My hunch is that our time is a time of fear. Rapid change has displaced settled notions of what a good life can and should look like. A displaced middle-class looks warily at the immigrants coming here to escape devastation in less fortunate parts of the world. The American pie is shrinking, and, when it is served, the invisible hand doing the serving is less the market that a computer’s idea of efficiency.
Not a word about opiod deaths, Ms. Lepore? Consider the following possibility: that in an era bereft of common ideals, where the only claim to distributive justice is being a victim, suicide is less an epidemic than a vote on the American prospect.

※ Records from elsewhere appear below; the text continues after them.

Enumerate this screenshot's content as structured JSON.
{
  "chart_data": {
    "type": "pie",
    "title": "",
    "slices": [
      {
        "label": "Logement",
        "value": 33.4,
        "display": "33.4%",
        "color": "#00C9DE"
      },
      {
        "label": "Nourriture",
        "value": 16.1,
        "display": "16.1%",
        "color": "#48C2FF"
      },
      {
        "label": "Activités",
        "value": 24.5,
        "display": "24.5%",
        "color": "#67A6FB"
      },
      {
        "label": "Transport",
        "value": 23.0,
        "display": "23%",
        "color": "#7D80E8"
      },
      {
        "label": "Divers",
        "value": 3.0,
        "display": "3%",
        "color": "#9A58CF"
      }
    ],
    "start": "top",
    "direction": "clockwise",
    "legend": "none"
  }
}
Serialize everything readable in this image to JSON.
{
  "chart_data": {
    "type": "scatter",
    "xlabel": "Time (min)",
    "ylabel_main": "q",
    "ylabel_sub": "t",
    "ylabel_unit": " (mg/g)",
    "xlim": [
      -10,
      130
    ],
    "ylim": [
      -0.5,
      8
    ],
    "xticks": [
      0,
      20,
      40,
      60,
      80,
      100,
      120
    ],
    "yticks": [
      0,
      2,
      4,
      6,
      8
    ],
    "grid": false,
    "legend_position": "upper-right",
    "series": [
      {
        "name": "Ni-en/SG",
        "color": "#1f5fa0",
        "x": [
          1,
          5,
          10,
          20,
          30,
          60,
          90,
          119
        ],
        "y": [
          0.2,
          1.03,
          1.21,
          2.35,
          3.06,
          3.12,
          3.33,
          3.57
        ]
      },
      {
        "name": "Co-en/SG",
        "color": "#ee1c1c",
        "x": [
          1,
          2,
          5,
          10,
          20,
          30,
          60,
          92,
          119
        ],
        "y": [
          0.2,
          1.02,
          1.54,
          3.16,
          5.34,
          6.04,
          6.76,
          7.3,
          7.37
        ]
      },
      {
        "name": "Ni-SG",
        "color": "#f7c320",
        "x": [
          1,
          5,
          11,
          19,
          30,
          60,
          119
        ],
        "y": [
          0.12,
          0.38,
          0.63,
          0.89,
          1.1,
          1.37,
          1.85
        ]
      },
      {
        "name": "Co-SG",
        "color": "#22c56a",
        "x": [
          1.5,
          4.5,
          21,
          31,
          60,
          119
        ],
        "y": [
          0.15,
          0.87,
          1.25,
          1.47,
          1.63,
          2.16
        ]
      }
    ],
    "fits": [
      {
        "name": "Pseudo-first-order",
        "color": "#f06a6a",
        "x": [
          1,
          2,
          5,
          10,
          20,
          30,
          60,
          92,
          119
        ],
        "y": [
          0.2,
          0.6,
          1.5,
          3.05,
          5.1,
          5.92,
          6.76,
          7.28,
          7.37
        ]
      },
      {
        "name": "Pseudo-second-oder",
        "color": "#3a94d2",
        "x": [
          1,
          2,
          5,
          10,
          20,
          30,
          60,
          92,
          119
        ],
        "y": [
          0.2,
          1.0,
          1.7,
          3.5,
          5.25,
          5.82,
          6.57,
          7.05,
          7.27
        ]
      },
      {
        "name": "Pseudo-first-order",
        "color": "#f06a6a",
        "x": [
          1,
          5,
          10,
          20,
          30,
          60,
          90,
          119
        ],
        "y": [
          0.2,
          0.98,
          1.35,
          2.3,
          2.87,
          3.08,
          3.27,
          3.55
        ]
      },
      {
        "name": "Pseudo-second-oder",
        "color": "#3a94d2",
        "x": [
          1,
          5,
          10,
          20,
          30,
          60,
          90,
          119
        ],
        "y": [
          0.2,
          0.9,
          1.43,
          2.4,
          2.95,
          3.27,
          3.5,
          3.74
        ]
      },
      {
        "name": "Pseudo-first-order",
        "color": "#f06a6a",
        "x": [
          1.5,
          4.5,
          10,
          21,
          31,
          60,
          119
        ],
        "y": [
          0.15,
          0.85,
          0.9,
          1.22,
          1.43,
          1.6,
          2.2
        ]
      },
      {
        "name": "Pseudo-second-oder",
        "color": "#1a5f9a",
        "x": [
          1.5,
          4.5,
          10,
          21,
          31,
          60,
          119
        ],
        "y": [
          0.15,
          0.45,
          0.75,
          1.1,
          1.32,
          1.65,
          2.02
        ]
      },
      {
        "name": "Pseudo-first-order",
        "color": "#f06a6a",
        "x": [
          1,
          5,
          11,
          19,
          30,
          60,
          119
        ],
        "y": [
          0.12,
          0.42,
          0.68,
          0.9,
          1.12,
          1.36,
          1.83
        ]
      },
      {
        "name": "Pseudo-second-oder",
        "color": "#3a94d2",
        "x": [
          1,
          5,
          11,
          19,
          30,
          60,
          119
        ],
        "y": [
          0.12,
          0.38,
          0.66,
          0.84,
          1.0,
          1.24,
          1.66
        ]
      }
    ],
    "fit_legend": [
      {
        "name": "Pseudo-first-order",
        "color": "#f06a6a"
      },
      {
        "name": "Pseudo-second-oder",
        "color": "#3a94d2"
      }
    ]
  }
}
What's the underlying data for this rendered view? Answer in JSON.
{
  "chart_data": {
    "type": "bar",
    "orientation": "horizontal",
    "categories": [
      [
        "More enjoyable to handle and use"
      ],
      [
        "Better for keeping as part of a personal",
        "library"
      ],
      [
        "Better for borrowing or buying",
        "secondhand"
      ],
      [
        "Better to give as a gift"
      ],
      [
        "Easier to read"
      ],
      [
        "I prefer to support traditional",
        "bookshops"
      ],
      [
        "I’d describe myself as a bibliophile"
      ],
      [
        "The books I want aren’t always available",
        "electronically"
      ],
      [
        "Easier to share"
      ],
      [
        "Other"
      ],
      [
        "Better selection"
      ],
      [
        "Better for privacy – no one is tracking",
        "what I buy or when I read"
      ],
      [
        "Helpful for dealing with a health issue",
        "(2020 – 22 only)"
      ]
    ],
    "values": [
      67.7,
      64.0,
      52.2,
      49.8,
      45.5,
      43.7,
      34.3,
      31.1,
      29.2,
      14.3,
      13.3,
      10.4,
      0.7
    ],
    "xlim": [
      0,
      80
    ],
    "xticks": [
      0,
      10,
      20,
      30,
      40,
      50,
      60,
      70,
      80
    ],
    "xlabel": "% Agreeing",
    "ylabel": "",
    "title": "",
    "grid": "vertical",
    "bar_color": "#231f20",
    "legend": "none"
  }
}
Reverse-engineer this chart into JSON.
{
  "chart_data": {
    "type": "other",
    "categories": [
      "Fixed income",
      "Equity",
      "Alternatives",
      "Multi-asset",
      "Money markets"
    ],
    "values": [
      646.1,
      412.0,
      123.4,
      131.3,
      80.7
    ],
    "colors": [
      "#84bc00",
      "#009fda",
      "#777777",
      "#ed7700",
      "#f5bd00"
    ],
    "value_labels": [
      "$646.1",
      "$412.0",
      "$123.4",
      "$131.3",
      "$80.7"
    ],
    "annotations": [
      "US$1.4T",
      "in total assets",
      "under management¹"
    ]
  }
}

Sure, this is a depressing conclusion. But history has winners and losers. We’ve lost our way and it is by no means clear that there is a way out. Consider simply the confirmation fight in the Senate over Brett Kavanaugh. The U.S. Senate as the world’s greatest deliberative body? Only if you think a food fight is fine dining.
Unless something changes the answer to Hamilton’s question will be “no.” The government now is less an instrument of common good and more a tumor to be managed.
I want historians like Lepore to dig harder. What are the currents that are undoing us?
The American experiment succeeded so long as there was abundance. In an era of scarcity the rich grow richer. The rest of us scramble in any way we can to matter. Hence the thrill of identity politics. In the absence of realistic hope for earning a share of a shrinking pie by contributing to the public weal, claim victimhood. But when everyone is a victim, then no one is.
I hope Professor Lepore does a new edition of this book. She should rework the last four chapters, the part on the post-World War II era. After brilliant analysis of our distant past, Lepore seems to lose her way the closer she got to our time. This, more than anything, tells me that despite her wish to claim that a society founded of choice and reflection can endure, she’s secretly reached the conclusion that it cannot.
I’m hoping she’s wrong, but nothing in her book reassured me. Everything about the daily news tells me a certain deadly inertia has set it. We the people are enduring dark times.